I'm doing it. I'm jumping on the pumpkin bandwagon.
Even though this fall is turning out to be more of a summer in autumn clothing, I'm completely in the spirit of colored leaves and corn mazes, scare crows and spicy cider. And as a part of my own personal celebration of the harvest season, I'm baking and making all sorts of goodies with the flavors of orangey squashes.
I know, I know. So is everyone else in the blogosphere.
But I'm not letting the abundance of other pumpkin recipes out there deter me. This is my absolute favorite time of year, so I plan to carpe cucurbita... you know, seize the pumpkin. Am I getting a little too cheese ball yet?
To start off this little fall festival, I have some mini pumpkin scones to share. They're spiced and crumbly and completely gluten-free, and they're just barely sweet with maple sugar and syrup. Perfect with morning tea or coffee. Just as good as an afternoon or evening snack, though, I assure you.
Ever since I enrolled in the Institute for Integrative Nutrition a couple of weeks ago, I've been focusing on creating treats that are a little bit better for us than the average sweet. I'm well aware that the butter content in this recipe makes it an every once in a while splurge, but I wanted to experiment with more natural sweeteners, hence the maple.
We all know about maple syrup. Piles of pancakes have been drenched with the sweet sap of the maple for ages. But what about maple sugar? I didn't know of its existence until several months ago, when I ran across it in a grocery store. Maple sugar is simply the solid mass of sweetness that's left when maple sap is boiled for slightly longer than it takes to create maple syrup.
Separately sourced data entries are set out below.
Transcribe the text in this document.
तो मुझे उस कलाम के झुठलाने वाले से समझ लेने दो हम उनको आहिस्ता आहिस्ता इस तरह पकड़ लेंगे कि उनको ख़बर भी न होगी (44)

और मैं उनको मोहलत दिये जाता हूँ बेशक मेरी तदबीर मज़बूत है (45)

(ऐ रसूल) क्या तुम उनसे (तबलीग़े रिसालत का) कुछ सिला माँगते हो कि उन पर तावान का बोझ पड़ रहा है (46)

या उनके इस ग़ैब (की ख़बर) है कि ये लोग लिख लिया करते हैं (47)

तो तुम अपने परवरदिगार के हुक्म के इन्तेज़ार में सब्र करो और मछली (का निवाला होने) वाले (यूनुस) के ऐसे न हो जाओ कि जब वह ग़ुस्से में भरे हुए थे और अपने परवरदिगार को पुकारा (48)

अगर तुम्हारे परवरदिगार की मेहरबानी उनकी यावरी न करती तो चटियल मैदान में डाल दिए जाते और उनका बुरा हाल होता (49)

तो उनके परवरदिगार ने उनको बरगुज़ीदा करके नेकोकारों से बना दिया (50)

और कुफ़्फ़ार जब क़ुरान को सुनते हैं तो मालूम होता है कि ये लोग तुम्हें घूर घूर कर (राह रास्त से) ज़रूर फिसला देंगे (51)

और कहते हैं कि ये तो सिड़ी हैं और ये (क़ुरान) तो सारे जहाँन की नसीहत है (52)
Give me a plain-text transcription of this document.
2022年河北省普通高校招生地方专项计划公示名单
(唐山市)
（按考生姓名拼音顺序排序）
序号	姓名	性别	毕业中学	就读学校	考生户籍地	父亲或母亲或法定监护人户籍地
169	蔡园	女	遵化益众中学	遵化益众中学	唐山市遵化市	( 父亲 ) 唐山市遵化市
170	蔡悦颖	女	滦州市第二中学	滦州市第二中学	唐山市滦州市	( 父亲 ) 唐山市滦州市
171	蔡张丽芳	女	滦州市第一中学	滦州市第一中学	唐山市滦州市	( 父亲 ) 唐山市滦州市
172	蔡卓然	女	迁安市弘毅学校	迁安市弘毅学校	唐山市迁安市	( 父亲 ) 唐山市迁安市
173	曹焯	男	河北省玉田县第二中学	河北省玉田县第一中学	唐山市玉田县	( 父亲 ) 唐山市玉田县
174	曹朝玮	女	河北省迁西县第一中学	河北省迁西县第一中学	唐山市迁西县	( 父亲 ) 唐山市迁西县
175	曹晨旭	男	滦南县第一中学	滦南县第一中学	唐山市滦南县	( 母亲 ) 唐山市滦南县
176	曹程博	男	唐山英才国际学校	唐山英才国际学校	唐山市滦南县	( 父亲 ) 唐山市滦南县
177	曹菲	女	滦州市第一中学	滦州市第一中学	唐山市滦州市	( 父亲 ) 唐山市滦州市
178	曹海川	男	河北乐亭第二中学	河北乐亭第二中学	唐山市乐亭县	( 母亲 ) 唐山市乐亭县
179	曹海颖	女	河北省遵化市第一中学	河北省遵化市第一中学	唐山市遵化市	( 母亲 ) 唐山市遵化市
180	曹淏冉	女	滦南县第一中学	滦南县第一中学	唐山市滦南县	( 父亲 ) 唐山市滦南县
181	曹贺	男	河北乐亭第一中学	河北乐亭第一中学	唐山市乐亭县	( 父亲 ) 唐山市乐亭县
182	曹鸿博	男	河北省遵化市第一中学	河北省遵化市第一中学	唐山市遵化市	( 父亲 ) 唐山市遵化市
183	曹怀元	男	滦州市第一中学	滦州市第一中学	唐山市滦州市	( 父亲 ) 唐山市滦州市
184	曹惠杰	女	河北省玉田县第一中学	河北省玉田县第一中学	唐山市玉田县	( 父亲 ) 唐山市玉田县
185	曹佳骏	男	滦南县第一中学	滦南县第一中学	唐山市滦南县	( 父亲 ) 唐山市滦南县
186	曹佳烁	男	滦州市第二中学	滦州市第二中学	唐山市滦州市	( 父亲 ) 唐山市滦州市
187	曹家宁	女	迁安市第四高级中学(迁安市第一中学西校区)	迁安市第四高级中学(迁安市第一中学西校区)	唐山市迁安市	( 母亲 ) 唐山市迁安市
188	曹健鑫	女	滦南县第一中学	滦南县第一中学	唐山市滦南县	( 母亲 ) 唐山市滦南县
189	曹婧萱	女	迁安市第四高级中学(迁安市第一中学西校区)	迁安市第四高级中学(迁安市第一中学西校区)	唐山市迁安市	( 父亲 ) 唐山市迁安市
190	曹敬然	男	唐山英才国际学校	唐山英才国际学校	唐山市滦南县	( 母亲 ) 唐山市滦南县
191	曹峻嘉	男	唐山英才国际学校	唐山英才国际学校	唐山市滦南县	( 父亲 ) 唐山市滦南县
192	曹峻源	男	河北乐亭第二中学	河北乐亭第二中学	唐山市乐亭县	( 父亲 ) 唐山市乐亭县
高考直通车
Wikipedia told me that it's about twice as sweet as refined sugar, and my taste buds informed me that it adds the delightful flavor of maple.
It works perfectly in these scones.
As the days continue their decline on our way to the solstice, I'll have more pumpkin dishes to share with you all. I plan to take full advantage of the season and the flavors of fall.
Until next time, friends.
Mini Pumpkin Oatmeal Scones
makes 18 scones
1 2/3 C. gluten-free flour blend
3 T. maple sugar, separated
2 tsp. pumpkin pie spice
1 T. baking powder
3/4 tsp. baking soda
1 tsp. guar gum
1/2 tsp. salt
1 1/3 C. + 1 T. GF rolled oats, separated
1 stick + 3 T. cold, unsalted butter cut into 1 T. sized pieces
2 T. maple syrup
< 1/3 C. buttermilk
1/3 C. pumpkin puree
- Preheat oven to 400 degrees F.
- Sift GF flour blend, 2 T. maple sugar, pumpkin pie spice, baking powder, baking soda, guar gum and salt into a large mixing bowl. Transfer dry ingredient mixture into the bowl of food processor, add 1 1/3 C. GF oats, and pulse 15 times.
- Add butter to food processor, and pulse mixture into a coarse meal. Transfer back to mixing bowl.
- Measure 2 T. maple syrup into a 1/3 C. measuring cup, and fill the remainder of the 1/3 C. with buttermilk. Add this mixture and the pumpkin puree to the dry ingredients, and mix thoroughly with a fork or your hands.
- Lightly flour a work surface with GF flour blend, and turn dough out onto it. Sprinkle a bit more flour over the top & flour hands, also. Knead the dough about 6 times, and form into a square, 1-inch thick.
- Cut the dough into 9 equal squares, and cut each square diagonally into two triangles. Transfer triangles to an ungreased baking sheet. Brush tops with buttermilk, and sprinkle the remaining 1 T. maple sugar and 1 T. rolled oats over the scones.
- Bake 12 - 14 minutes, or until golden brown. Transfer scones to a wire rack, and cool completely before eating.